Milky Cake with a Scent of Passion Fruit Recipe:
For the cocoa genoise:
- 4 eggs;
- 125 gr sugar;
- 95 gr flour;
- 30 gr cocoa powder;
- butter and flour for the baking pan.
Preheat the oven to 180ºC and set the rack in the middle. Butter and flour a baking sheet and line the baking
pan with it.
Whisk the eggs and the sugar in a large bowl over a pan of simmering water till the mixture reaches 40ºC /if you don't have a candy thermometer, it should be warm to touch but not hot/. Then remove from the heat and continue to whisk until the mixture is completely cooled. Remove the beaters and with the help of a wooden spoon gently fold in the sifted flour and the cocoa powder.
Pour the batter into the baking pan and smooth the top. Bake for 20 - 25 minutes. Let cool on a rack.
For the cream cheese filling:
- 250 gr cream cheese;
- 200 gr confectioners' sugar;
- 70 gr butter /softened/;
- 1 Tbsp passion fruit extract.
In a medium bowl whisk together the cream cheese and the butter until creamy. Mix in the sifted confectioners' sugar and the passion fruit extract.
For the strained yoghurt cream:
- 200 gr strained yoghurt or 650 gr yoghurt – it's best to be full fat, but as we didn't have full fat yoghurt we used yoghurt with 2% fat content;
- 100 gr confectioners' sugar;
- 1 Tbsp passion fruit extract.
Strained yoghurt is sold here as it is an important ingredient of many traditional bulgarian recipes, but we didn't have any so we made it ourselves.
Place a strainer or colander in a bowl where it doesn't touch the bottom and line it with a piece of cheesecloth. Place the yoghurt into the center of the cloth. Bring the four corners of the cloth together and twist them to squeeze out the liquid which will drain through the cloth. Leave it to drain overnight. From 650 gr 2% fat yoghurt we received nearly 200 gr strained yoghurt.

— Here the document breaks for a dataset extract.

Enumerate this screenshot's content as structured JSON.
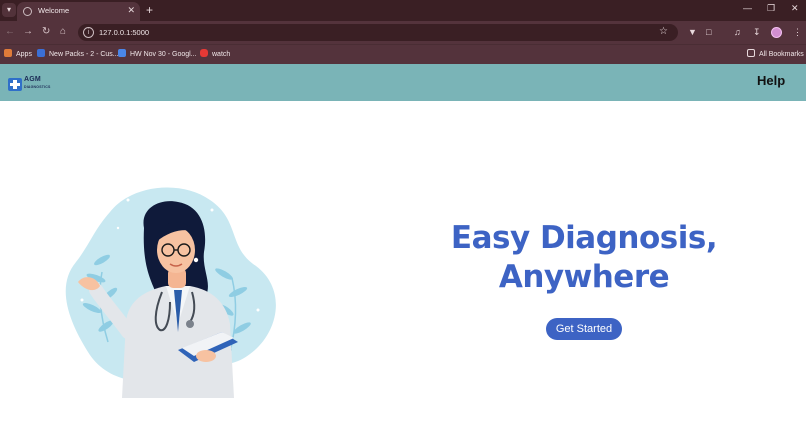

Mix the yoghurt, confectioners' sugar and fruit extract till creamy.
For the simple syrup:
- 300 ml water;
- 100 gr sugar;
- 30 ml rum.
In a small saucepan over a medium high heat bring all the ingredients to a simmer until the sugar dissolves.
To assemble:
Using a cake string cut the genoise in two equal layers. Place one of the layers on a tray and spread some syrup on it. Pour the cream cheese filling on top and smooth with an offset spatula. Top with the other genoise layer and spread some syrup on top. Top with the strained yoghurt cream and smooth well with the offset spatula. Sprinkle some coconut flakes on top. Refrigerate until set.